Monday, February 15, 2010

Communicating During Emergencies

Responding to a natural disaster is complicated by trying to deliver medical care in a chaotic environment where the communications infrastructure on the ground is seriously damaged or completely destroyed. Responding to emergency care has always been very difficult especially during Hurricane Katrina, the Southeast Asian Tsunami, and now with the earthquake in Haiti.

USAID is leading the U.S. government’s efforts in Haiti and working with the FCC to assess present communications needs, the Haitian government’s communications priorities, to assess the damage to key communications facilities. The FCC will evaluate any communication options that can be used to help restore services immediately resulting from the earthquake devastation.

FCC International Bureau Chief Mindel DelaTorre along with the Public Safety and Homeland Security Bureau Chief Engineer, William Lane, went to Haiti to review the destruction of the communication facilities. They met with 25 representatives of the telecommunications industry in Haiti, and conducted extensive talks with company managers, the wireless company TELCO, wireless carriers, and internet service providers.

In addition, to Chief DelaTorre and the PSHSB Chief Engineer, the team also included three staff members who were deployed to Haiti to support the FEMA Mobile Emergency Response Team, plus two FCC engineers, and two industry experts.

FCC Chairman Julius Genachowski said, “The FCC team will continue to work with Conatel the communications agency in Haiti and local Haitian telecommunications providers to come up with practical and sound options for restoring communications services. FCC updates on the communication progress in Haiti is being provided at www.fcc.gov/blog.

The University of California San Diego researchers are also working diligently to find new ways to improve communications during times of disasters. The university has launched a project to find better ways for emergency officials and first responders to talk to each other and share data on the ground at a disaster site.

One of the problems is that disaster sites often have a noisy and chaotic electromagnetic environment that make wireless networks unreliable so researchers are looking for a way for first responders to continue their work even if their connection to a central server is down.

The second problem occurs when first responders arrive at disaster sites at staggered intervals and depending on the size of the disaster, emergency personnel can sometimes reach into the thousands. So the UCSD researchers are looking into a system that is interoperable and self-scaling and has the ability to increase capabilities as responders arrive at the scene.
The third problem is that the capabilities of computer systems in disaster environments can change from moment to moment based on connectivity and infrastructure so applications need to be designed to use information in a seamless way to enhance the work flow for emergency medical personnel.

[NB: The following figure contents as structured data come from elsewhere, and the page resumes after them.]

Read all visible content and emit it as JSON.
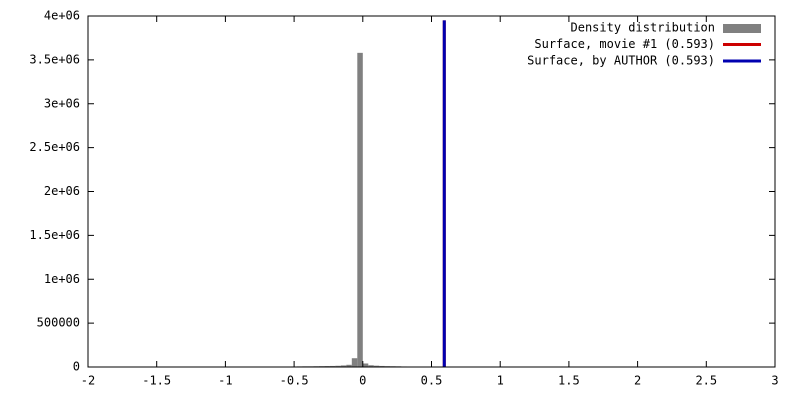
{
  "chart_data": {
    "type": "histogram",
    "bins": [
      -0.6,
      -0.56,
      -0.52,
      -0.48,
      -0.44,
      -0.4,
      -0.36,
      -0.32,
      -0.28,
      -0.24,
      -0.2,
      -0.16,
      -0.12,
      -0.08,
      -0.04,
      0,
      0.04,
      0.08,
      0.12,
      0.16,
      0.2,
      0.24,
      0.28,
      0.32,
      0.36
    ],
    "counts": [
      3000,
      5000,
      6000,
      7000,
      8000,
      8000,
      9000,
      10000,
      11000,
      12000,
      14000,
      18000,
      25000,
      100000,
      3580000,
      40000,
      20000,
      15000,
      12000,
      10000,
      9000,
      8000,
      6000,
      4000
    ],
    "name": "Density distribution",
    "color": "#808080",
    "lines": [
      {
        "name": "Surface, movie #1 (0.593)",
        "color": "#cc0000",
        "x": [
          0.593,
          0.593
        ],
        "values": [
          0,
          3950000
        ]
      },
      {
        "name": "Surface, by AUTHOR (0.593)",
        "color": "#0000b0",
        "x": [
          0.593,
          0.593
        ],
        "values": [
          0,
          3950000
        ]
      }
    ],
    "xlim": [
      -2,
      3
    ],
    "xticks": [
      -2,
      -1.5,
      -1,
      -0.5,
      0,
      0.5,
      1,
      1.5,
      2,
      2.5,
      3
    ],
    "ylim": [
      0,
      4000000
    ],
    "yticks": [
      0,
      500000,
      {
        "value": 1000000,
        "label": "1e+06"
      },
      {
        "value": 1500000,
        "label": "1.5e+06"
      },
      {
        "value": 2000000,
        "label": "2e+06"
      },
      {
        "value": 2500000,
        "label": "2.5e+06"
      },
      {
        "value": 3000000,
        "label": "3e+06"
      },
      {
        "value": 3500000,
        "label": "3.5e+06"
      },
      {
        "value": 4000000,
        "label": "4e+06"
      }
    ],
    "legend": "top-right",
    "grid": false
  }
}
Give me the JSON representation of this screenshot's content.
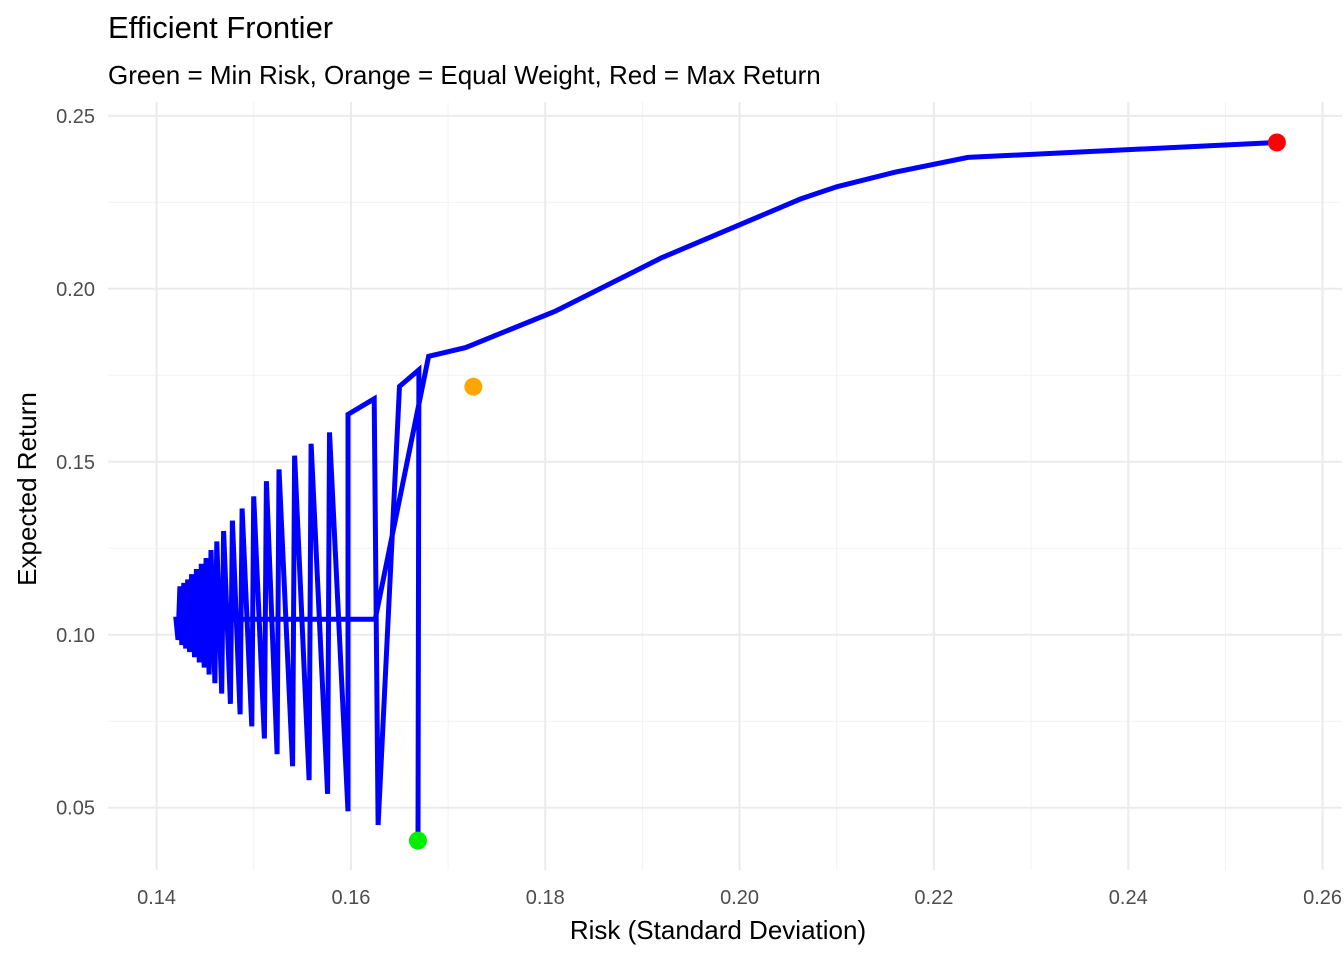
{
  "chart_data": {
    "type": "line",
    "title": "Efficient Frontier",
    "subtitle": "Green = Min Risk, Orange = Equal Weight, Red = Max Return",
    "xlabel": "Risk (Standard Deviation)",
    "ylabel": "Expected Return",
    "xlim": [
      0.135,
      0.262
    ],
    "ylim": [
      0.032,
      0.254
    ],
    "x_ticks": [
      "0.14",
      "0.16",
      "0.18",
      "0.20",
      "0.22",
      "0.24",
      "0.26"
    ],
    "y_ticks": [
      "0.05",
      "0.10",
      "0.15",
      "0.20",
      "0.25"
    ],
    "x_tick_values": [
      0.14,
      0.16,
      0.18,
      0.2,
      0.22,
      0.24,
      0.26
    ],
    "y_tick_values": [
      0.05,
      0.1,
      0.15,
      0.2,
      0.25
    ],
    "grid": true,
    "line_color": "#0000ff",
    "series": [
      {
        "x": [
          0.1669,
          0.167,
          0.165,
          0.1628,
          0.1624,
          0.1597,
          0.1597,
          0.1578,
          0.1576,
          0.1559,
          0.1557,
          0.1542,
          0.154,
          0.1526,
          0.1524,
          0.1513,
          0.1511,
          0.15,
          0.1498,
          0.1488,
          0.1486,
          0.1478,
          0.1476,
          0.1469,
          0.1467,
          0.1462,
          0.146,
          0.1456,
          0.1454,
          0.1451,
          0.1449,
          0.1446,
          0.1444,
          0.1441,
          0.1439,
          0.1436,
          0.1434,
          0.1432,
          0.143,
          0.1428,
          0.1426,
          0.1424,
          0.1422,
          0.142,
          0.1422,
          0.1427,
          0.1443,
          0.147,
          0.152,
          0.1577,
          0.1625,
          0.168,
          0.1718,
          0.181,
          0.192,
          0.2063,
          0.21,
          0.216,
          0.2235,
          0.2553
        ],
        "y": [
          0.0405,
          0.1766,
          0.1718,
          0.045,
          0.1682,
          0.1637,
          0.049,
          0.1585,
          0.054,
          0.1552,
          0.058,
          0.1518,
          0.062,
          0.1478,
          0.0655,
          0.1444,
          0.07,
          0.14,
          0.0735,
          0.1365,
          0.077,
          0.133,
          0.08,
          0.13,
          0.083,
          0.127,
          0.086,
          0.1245,
          0.0885,
          0.1222,
          0.0905,
          0.1205,
          0.092,
          0.119,
          0.0935,
          0.1175,
          0.095,
          0.116,
          0.096,
          0.115,
          0.097,
          0.114,
          0.0985,
          0.1045,
          0.1045,
          0.1045,
          0.1045,
          0.1045,
          0.1045,
          0.1045,
          0.1045,
          0.1805,
          0.183,
          0.1935,
          0.209,
          0.226,
          0.2295,
          0.2337,
          0.238,
          0.2423
        ]
      }
    ],
    "points": [
      {
        "x": 0.1669,
        "y": 0.0405,
        "color": "#00ee00"
      },
      {
        "x": 0.1726,
        "y": 0.1717,
        "color": "#ffa500"
      },
      {
        "x": 0.2553,
        "y": 0.2423,
        "color": "#ff0000"
      }
    ]
  }
}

Recently, $1.5 million was made available from stimulus funding to go to the National Library of Medicine (NLM) to underwrite their WIISARD SAGE project. The new project will pick up where the original Wireless Internet Information System for Medical Response in Disasters (WIISARD) left off and will look at collaborative computing in mobile environments as well as examine self-scaling systems for disaster management.

The WIISARD SAGE project will bring together an interdisciplinary team of faculty from computer science, cognitive science, electrical engineering, and emergency medicine in the UCSD Division of the California Institute for Telecommunications and Information Technology (Calit2) to find better computing for emergency personnel to use at disaster sites.

The UCSD researchers are going to test their solutions with emergency response agencies during large scale disaster drills to be held in San Diego County in mid May 2010. The drills will be federally funded under the San Diego Regional Metropolitan Medical Strike Team (MMST) and will be composed of fire departments, hazmat personnel, bomb squads, and S.W.A.T. teams. In addition to MMST, the UCSD team will also participate in drills organized by California’s Disaster Medical Assistance Team (DMAT).

To get ready for the May disaster drill, UCSD recently pre tested some of their new ideas that includes mobile phones equipped with custom software, Bluetooth barcode scanners to allow responders to scan a patient’s paper triage tag to bring up their on-site medical record, RFID technology to help track where responders are located, and development of new network protocols such as “Grapevine”, a gossip based protocol that allows communication even if not all network connections are functioning.

In addition, WIISARD SAGE will also add GPS units to the nodes of the ad hoc CalMesh network developed at Calit2 to estimate the positions of responders or disaster victims by triangulating signal strengths.